Se sentó en el sillón que daba hacia la puerta del balcón, al lado de uno de los candelabros para tener luz que le permitiera examinar el fajo de cartas que hallara en la gaveta. Una primera revisión le permitió observar que eran de la misma persona, ya que la caligrafía era idéntica en todas las páginas. Y esa caligrafía le pareció sumamente familiar. Empezó con la lectura, aunque algo le decía que no era una buena idea.
“Si estás leyendo estas palabras, es por que el fin está cerca”. Esa frase le erizó los pelos de la nuca, pero no pudo leer más nada ya que repentinamente una brisa helada penetró al salón y como consecuencia de ello todas las velas se apagaron, dejándolo a oscuras. El hecho lo inquietó sobremanera, ya que según recordaba ninguna ventana estaba abierta… Y volvió a presentir la misma presencia de antes, la sensación de unos ojos mirando fijamente a su espalda.
Ya tenía los nervios a flor de piel: comenzaba a experimentar verdadero terror. Ese apartamento estaba conspirando en su contra, como si no quisiera que estuviera allí, o más bien como si se estuviera divirtiendo a su costa. Trató de calmarse, de racionalizar los hechos: realmente no había pasado nada sobrenatural, todo lo ocurrido tenía una explicación lógica. Tomó una larga bocanada de aire, sorbió un trago, y buscó un poco de sosiego, en la total oscuridad en la que se encontraba sumergido.
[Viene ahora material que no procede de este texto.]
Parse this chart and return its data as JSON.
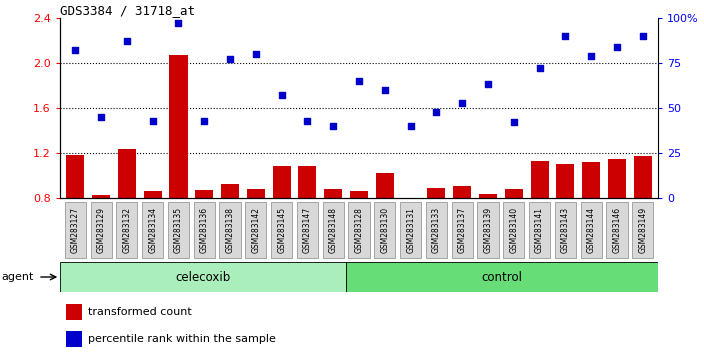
{
  "title": "GDS3384 / 31718_at",
  "samples": [
    "GSM283127",
    "GSM283129",
    "GSM283132",
    "GSM283134",
    "GSM283135",
    "GSM283136",
    "GSM283138",
    "GSM283142",
    "GSM283145",
    "GSM283147",
    "GSM283148",
    "GSM283128",
    "GSM283130",
    "GSM283131",
    "GSM283133",
    "GSM283137",
    "GSM283139",
    "GSM283140",
    "GSM283141",
    "GSM283143",
    "GSM283144",
    "GSM283146",
    "GSM283149"
  ],
  "transformed_count": [
    1.18,
    0.83,
    1.24,
    0.86,
    2.07,
    0.87,
    0.93,
    0.88,
    1.09,
    1.09,
    0.88,
    0.86,
    1.02,
    0.78,
    0.89,
    0.91,
    0.84,
    0.88,
    1.13,
    1.1,
    1.12,
    1.15,
    1.17
  ],
  "percentile_rank": [
    82,
    45,
    87,
    43,
    97,
    43,
    77,
    80,
    57,
    43,
    40,
    65,
    60,
    40,
    48,
    53,
    63,
    42,
    72,
    90,
    79,
    84,
    90
  ],
  "celecoxib_count": 11,
  "control_count": 12,
  "ylim_left": [
    0.8,
    2.4
  ],
  "ylim_right": [
    0,
    100
  ],
  "yticks_left": [
    0.8,
    1.2,
    1.6,
    2.0,
    2.4
  ],
  "yticks_right": [
    0,
    25,
    50,
    75,
    100
  ],
  "ytick_labels_right": [
    "0",
    "25",
    "50",
    "75",
    "100%"
  ],
  "bar_color": "#cc0000",
  "dot_color": "#0000cc",
  "celecoxib_color": "#aaeebb",
  "control_color": "#66dd77",
  "agent_label": "agent",
  "celecoxib_label": "celecoxib",
  "control_label": "control",
  "legend_bar_label": "transformed count",
  "legend_dot_label": "percentile rank within the sample",
  "plot_bg_color": "#ffffff",
  "xtick_bg_color": "#cccccc",
  "xtick_box_color": "#bbbbbb"
}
La tormenta no había cesado, más bien parecía estar arreciando. Una sucesión de relámpagos iluminó violentamente la noche y en frente de él se empezó a desarrollar una especie de película, como vista a través de una luz estroboscópica, en la que las imágenes aparecen y desaparecen continuamente. Y esta vez sí vio algo claramente: el reflejo de una figura humana en el vidrio de la puerta del balcón. No fue como en las ocasiones anteriores, en las que su imaginación le estuvo gastando bromas. Lo que había visto no era una alucinación, ni una ilusión óptica: era real. Eso fue más de lo que podía soportar: se levantó del sillón y huyó hacia la puerta del apartamento, con el firme propósito de escapar de ese lugar. Corrió como se corre en las pesadillas; sentía que nunca iba a llegar. Cuando finalmente lo logró, comenzó a forcejear con la llave, pero el pánico que lo dominaba no le permitió abrir la puerta. En ese momento recordó que su tío le había mencionado algo referente a la cerradura, y hubiera dado todo lo que tenía por haberle prestado atención oportunamente. Sin embargo no fue así, y ahora estaba atrapado. La canción de Crimson llegó a su fin, y en el pequeño intervalo antes de que arrancara la siguiente, escuchó el sonido que más temía, pero sabía inevitable: el sonido de unos pasos acercándose por el pasillo.
Eso no fue lo último que escuchó, no obstante: irónicamente, en el equipo de sonido comenzó a sonar esa magnífica canción de Los Doors, “The end”.